A sermon illustration on the deadly effects of succumbing to temptation refers to a false idea that the Judas tree killed bees drawn to it: "Dr. Cuyler forcibly illustrates this by reference to the Judas tree. The blossoms appear before the leaves, and they are of a brilliant crimson. The flaming beauty of the flowers attracts innumerable insects; and the wandering bee is drawn after it to gather honey. But every bee which alights upon the blossom, imbibes a fatal opiate, and drops dead from among the crimson flowers to the earth."

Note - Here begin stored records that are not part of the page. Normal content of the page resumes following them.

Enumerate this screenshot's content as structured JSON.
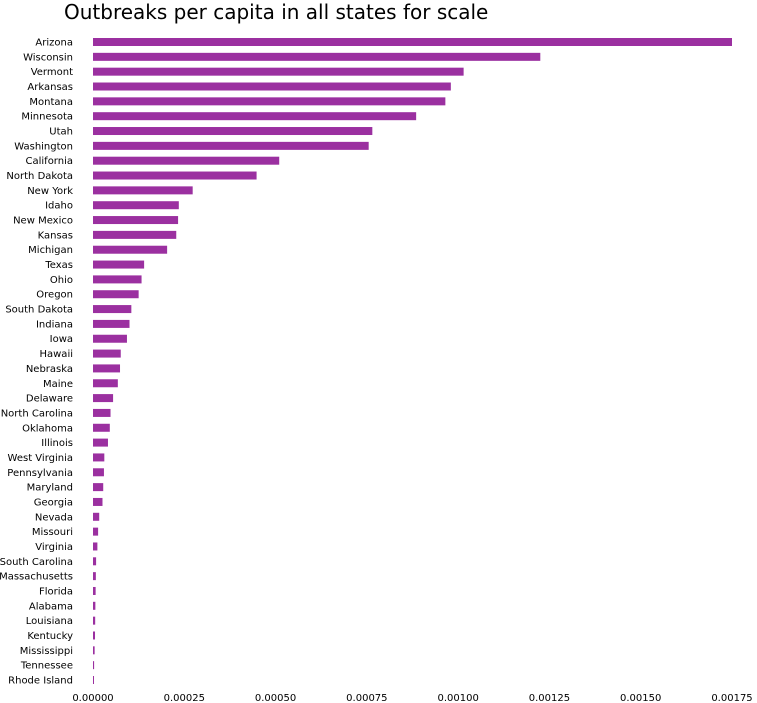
{
  "chart_data": {
    "type": "bar",
    "orientation": "horizontal",
    "title": "Outbreaks per capita in all states for scale",
    "xlabel": "",
    "ylabel": "",
    "xlim": [
      0,
      0.00178
    ],
    "grid": false,
    "legend": "none",
    "bar_color": "#9b30a0",
    "categories": [
      "Arizona",
      "Wisconsin",
      "Vermont",
      "Arkansas",
      "Montana",
      "Minnesota",
      "Utah",
      "Washington",
      "California",
      "North Dakota",
      "New York",
      "Idaho",
      "New Mexico",
      "Kansas",
      "Michigan",
      "Texas",
      "Ohio",
      "Oregon",
      "South Dakota",
      "Indiana",
      "Iowa",
      "Hawaii",
      "Nebraska",
      "Maine",
      "Delaware",
      "North Carolina",
      "Oklahoma",
      "Illinois",
      "West Virginia",
      "Pennsylvania",
      "Maryland",
      "Georgia",
      "Nevada",
      "Missouri",
      "Virginia",
      "South Carolina",
      "Massachusetts",
      "Florida",
      "Alabama",
      "Louisiana",
      "Kentucky",
      "Mississippi",
      "Tennessee",
      "Rhode Island"
    ],
    "values": [
      0.00175,
      0.001225,
      0.001015,
      0.00098,
      0.000965,
      0.000885,
      0.000765,
      0.000755,
      0.00051,
      0.000448,
      0.000273,
      0.000235,
      0.000233,
      0.000228,
      0.000203,
      0.00014,
      0.000133,
      0.000125,
      0.000105,
      0.0001,
      9.3e-05,
      7.6e-05,
      7.4e-05,
      6.8e-05,
      5.5e-05,
      4.8e-05,
      4.6e-05,
      4.1e-05,
      3.1e-05,
      3e-05,
      2.8e-05,
      2.6e-05,
      1.7e-05,
      1.4e-05,
      1.2e-05,
      8.5e-06,
      7.8e-06,
      7.2e-06,
      6.5e-06,
      6e-06,
      5.5e-06,
      4.5e-06,
      3e-06,
      2.5e-06
    ],
    "xticks": [
      0.0,
      0.00025,
      0.0005,
      0.00075,
      0.001,
      0.00125,
      0.0015,
      0.00175
    ],
    "xtick_labels": [
      "0.00000",
      "0.00025",
      "0.00050",
      "0.00075",
      "0.00100",
      "0.00125",
      "0.00150",
      "0.00175"
    ]
  }
}
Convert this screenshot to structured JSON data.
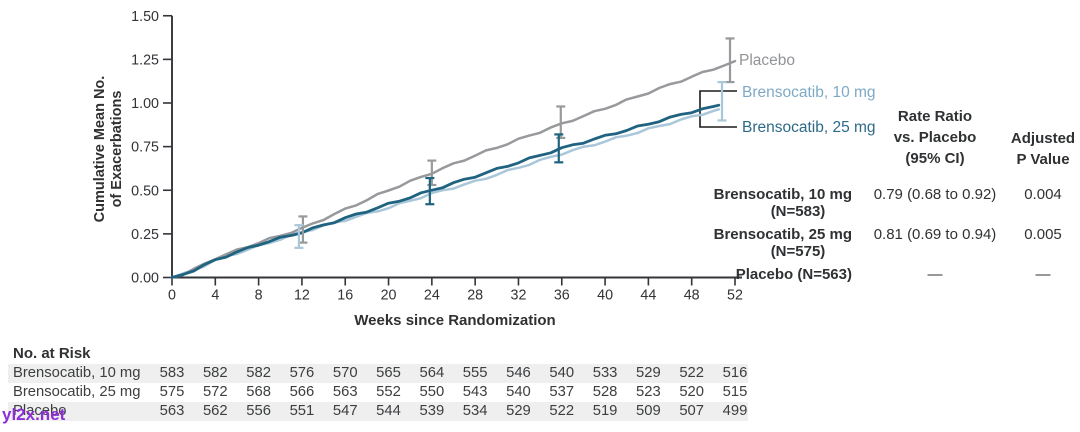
{
  "watermark": {
    "text": "yl2x.net"
  },
  "chart_data": {
    "type": "line",
    "title": "",
    "xlabel": "Weeks since Randomization",
    "ylabel": "Cumulative Mean No.\nof Exacerbations",
    "xlim": [
      0,
      52
    ],
    "ylim": [
      0,
      1.5
    ],
    "grid": false,
    "x_ticks": [
      0,
      4,
      8,
      12,
      16,
      20,
      24,
      28,
      32,
      36,
      40,
      44,
      48,
      52
    ],
    "y_ticks": [
      "0.00",
      "0.25",
      "0.50",
      "0.75",
      "1.00",
      "1.25",
      "1.50"
    ],
    "x": [
      0,
      4,
      8,
      12,
      16,
      20,
      24,
      28,
      32,
      36,
      40,
      44,
      48,
      52
    ],
    "series": [
      {
        "name": "Placebo",
        "label": "Placebo",
        "color": "#97999c",
        "end_week": 52,
        "values": [
          0,
          0.11,
          0.2,
          0.28,
          0.39,
          0.5,
          0.6,
          0.7,
          0.79,
          0.88,
          0.97,
          1.06,
          1.15,
          1.24
        ]
      },
      {
        "name": "Brensocatib, 10 mg",
        "label": "Brensocatib, 10 mg",
        "color": "#a9c7d9",
        "end_week": 50.5,
        "values": [
          0,
          0.1,
          0.18,
          0.26,
          0.33,
          0.4,
          0.48,
          0.55,
          0.63,
          0.71,
          0.78,
          0.85,
          0.92,
          0.99
        ]
      },
      {
        "name": "Brensocatib, 25 mg",
        "label": "Brensocatib, 25 mg",
        "color": "#1f6380",
        "end_week": 50.5,
        "values": [
          0,
          0.1,
          0.19,
          0.26,
          0.34,
          0.42,
          0.5,
          0.58,
          0.66,
          0.74,
          0.81,
          0.88,
          0.95,
          1.01
        ]
      }
    ],
    "error_bars_95ci": [
      {
        "series": "Placebo",
        "week": 12,
        "low": 0.2,
        "high": 0.35
      },
      {
        "series": "Brensocatib, 10 mg",
        "week": 12,
        "low": 0.17,
        "high": 0.3
      },
      {
        "series": "Placebo",
        "week": 24,
        "low": 0.53,
        "high": 0.67
      },
      {
        "series": "Brensocatib, 25 mg",
        "week": 24,
        "low": 0.42,
        "high": 0.57
      },
      {
        "series": "Placebo",
        "week": 36,
        "low": 0.8,
        "high": 0.98
      },
      {
        "series": "Brensocatib, 25 mg",
        "week": 36,
        "low": 0.66,
        "high": 0.82
      },
      {
        "series": "Placebo",
        "week": 52,
        "low": 1.12,
        "high": 1.37
      },
      {
        "series": "Brensocatib, 10 mg",
        "week": 52,
        "low": 0.9,
        "high": 1.12
      }
    ]
  },
  "stats_table": {
    "rate_header": "Rate Ratio\nvs. Placebo\n(95% CI)",
    "p_header": "Adjusted\nP Value",
    "rows": [
      {
        "label_line1": "Brensocatib, 10 mg",
        "label_line2": "(N=583)",
        "rate": "0.79 (0.68 to 0.92)",
        "p": "0.004"
      },
      {
        "label_line1": "Brensocatib, 25 mg",
        "label_line2": "(N=575)",
        "rate": "0.81 (0.69 to 0.94)",
        "p": "0.005"
      },
      {
        "label_line1": "Placebo (N=563)",
        "rate": "—",
        "p": "—"
      }
    ]
  },
  "risk_table": {
    "title": "No. at Risk",
    "weeks": [
      0,
      4,
      8,
      12,
      16,
      20,
      24,
      28,
      32,
      36,
      40,
      44,
      48,
      52
    ],
    "rows": [
      {
        "label": "Brensocatib, 10 mg",
        "values": [
          583,
          582,
          582,
          576,
          570,
          565,
          564,
          555,
          546,
          540,
          533,
          529,
          522,
          516
        ]
      },
      {
        "label": "Brensocatib, 25 mg",
        "values": [
          575,
          572,
          568,
          566,
          563,
          552,
          550,
          543,
          540,
          537,
          528,
          523,
          520,
          515
        ]
      },
      {
        "label": "Placebo",
        "values": [
          563,
          562,
          556,
          551,
          547,
          544,
          539,
          534,
          529,
          522,
          519,
          509,
          507,
          499
        ]
      }
    ]
  },
  "colors": {
    "placebo_line": "#97999c",
    "brensocatib10_line": "#a9c7d9",
    "brensocatib25_line": "#1f6380",
    "axis": "#333538",
    "tick_text": "#323437",
    "zebra_stripe": "#efefef",
    "bracket": "#1b1b1b",
    "watermark": "#8e2ed6"
  }
}
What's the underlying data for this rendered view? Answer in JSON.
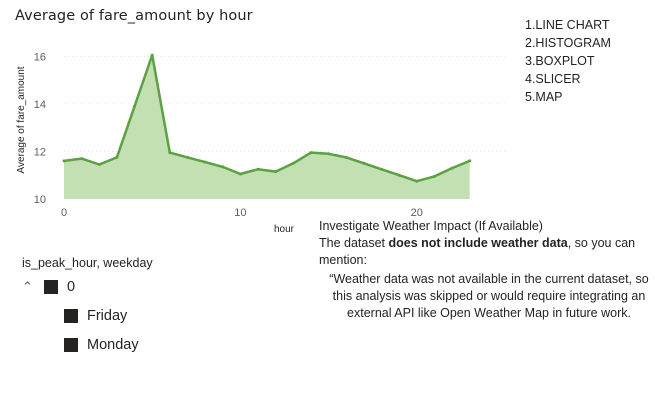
{
  "chart": {
    "title": "Average of fare_amount by hour"
  },
  "chart_data": {
    "type": "area",
    "title": "Average of fare_amount by hour",
    "xlabel": "hour",
    "ylabel": "Average of fare_amount",
    "x": [
      0,
      1,
      2,
      3,
      4,
      5,
      6,
      7,
      8,
      9,
      10,
      11,
      12,
      13,
      14,
      15,
      16,
      17,
      18,
      19,
      20,
      21,
      22,
      23
    ],
    "series": [
      {
        "values": [
          11.6,
          11.7,
          11.45,
          11.75,
          13.9,
          16.05,
          11.95,
          11.75,
          11.55,
          11.35,
          11.05,
          11.25,
          11.15,
          11.5,
          11.95,
          11.9,
          11.75,
          11.5,
          11.25,
          11.0,
          10.75,
          10.95,
          11.3,
          11.6
        ]
      }
    ],
    "xlim": [
      0,
      25
    ],
    "ylim": [
      10,
      16.6
    ],
    "x_ticks": [
      "0",
      "10",
      "20"
    ],
    "y_ticks": [
      "10",
      "12",
      "14",
      "16"
    ],
    "grid": true,
    "colors": {
      "line": "#5ba142",
      "fill": "#c2e0b2"
    }
  },
  "notes": {
    "items": [
      "1.LINE CHART",
      "2.HISTOGRAM",
      "3.BOXPLOT",
      "4.SLICER",
      "5.MAP"
    ]
  },
  "weather": {
    "heading": "Investigate Weather Impact (If Available)",
    "line_prefix": "The dataset ",
    "line_bold": "does not include weather data",
    "line_suffix": ", so you can",
    "line2": "mention:",
    "quote_line1": "“Weather data was not available in the current dataset, so",
    "quote_line2": "this analysis was skipped or would require integrating an",
    "quote_line3": "external API like Open Weather Map in future work."
  },
  "slicer": {
    "header": "is_peak_hour, weekday",
    "group_label": "0",
    "items": [
      "Friday",
      "Monday"
    ]
  }
}
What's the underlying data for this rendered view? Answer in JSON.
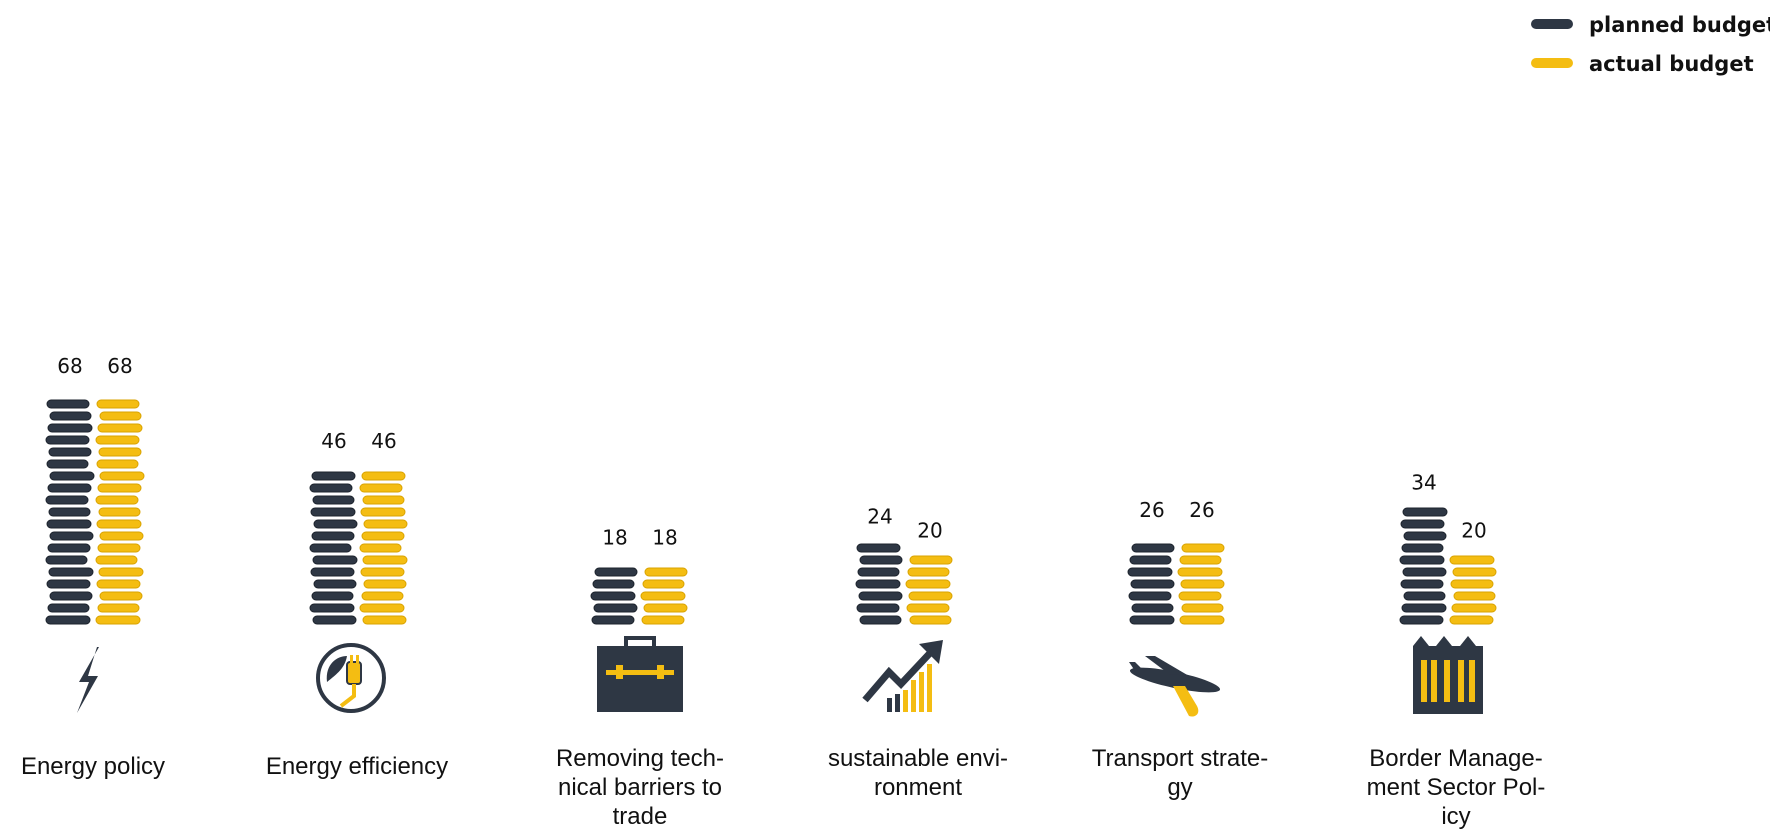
{
  "chart_data": {
    "type": "bar",
    "title": "",
    "xlabel": "",
    "ylabel": "",
    "ylim": [
      0,
      68
    ],
    "grid": false,
    "legend_position": "top-right",
    "categories": [
      "Energy policy",
      "Energy efficiency",
      "Removing technical barriers to trade",
      "sustainable environment",
      "Transport strategy",
      "Border Management Sector Policy"
    ],
    "category_label_lines": [
      [
        "Energy policy"
      ],
      [
        "Energy efficiency"
      ],
      [
        "Removing tech-",
        "nical barriers to",
        "trade"
      ],
      [
        "sustainable envi-",
        "ronment"
      ],
      [
        "Transport strate-",
        "gy"
      ],
      [
        "Border Manage-",
        "ment Sector Pol-",
        "icy"
      ]
    ],
    "icons": [
      "lightning-icon",
      "energy-efficiency-plug-icon",
      "briefcase-icon",
      "growth-chart-icon",
      "airplane-icon",
      "border-fence-icon"
    ],
    "series": [
      {
        "name": "planned budget",
        "color": "#2e3744",
        "values": [
          68,
          46,
          18,
          24,
          26,
          34
        ]
      },
      {
        "name": "actual budget",
        "color": "#f4bd12",
        "values": [
          68,
          46,
          18,
          20,
          26,
          20
        ]
      }
    ]
  }
}
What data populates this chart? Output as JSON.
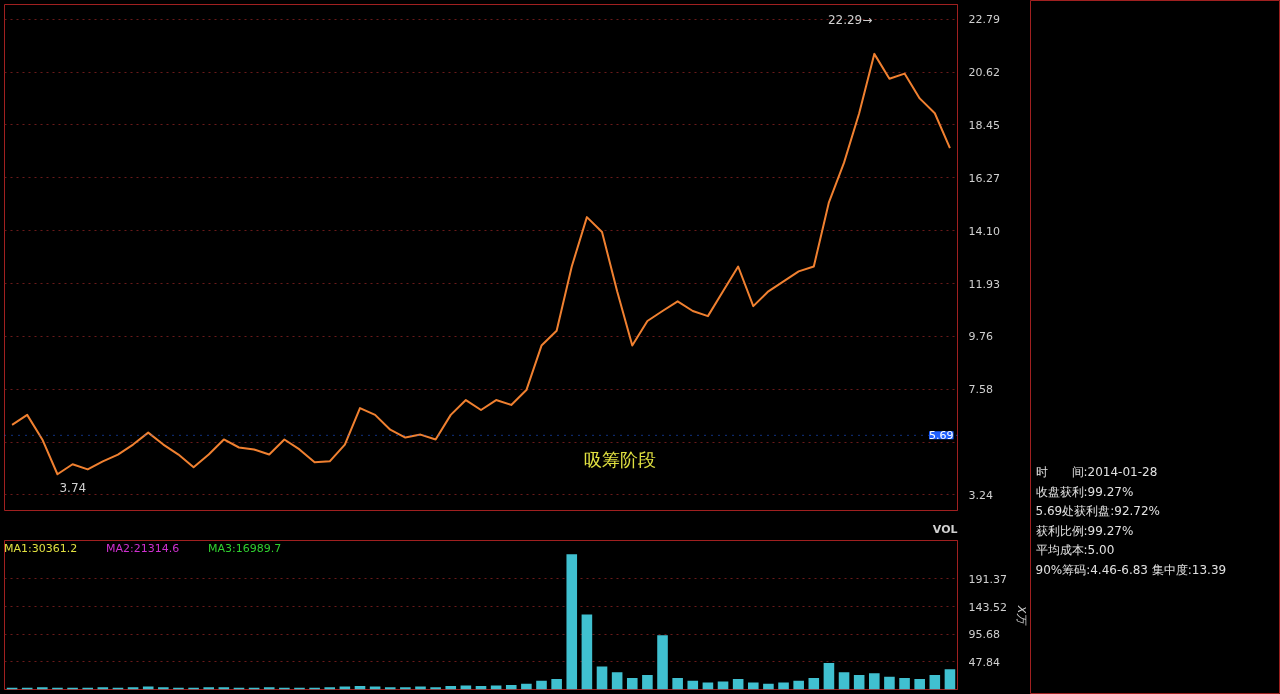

Judas trees in Istanbul, Turkey, especially along the Bosphorus, give their distinctive purple color in spring. It is one of the important images of Byzantium and Christianity. The purple of the Judas tree flower resembles the color used in the clothes of Byzantine rulers. It was a sign of wealth and power, as it was the most difficult color to be produced naturally. Except for the emperor, no one could wear the color purple.

Judas trees have been the symbol of Bursa, Turkey, for centuries. "Erguvan (redbud) festivals" began in the 14th century because Emir Sultan, one of the Muslim Anatolian saints, son-in-law of the Ottoman Empire sultan Bayezid I, met with his followers in Bursa every year during the Judas tree's blooming season; they continued as a tradition until the 19th century because of their positive effects on the city's economy. There is a present effort to revive these festivities.

== Traditional medicine ==
The Judas tree is referred to as a traditional medicinal plant in the Middle East.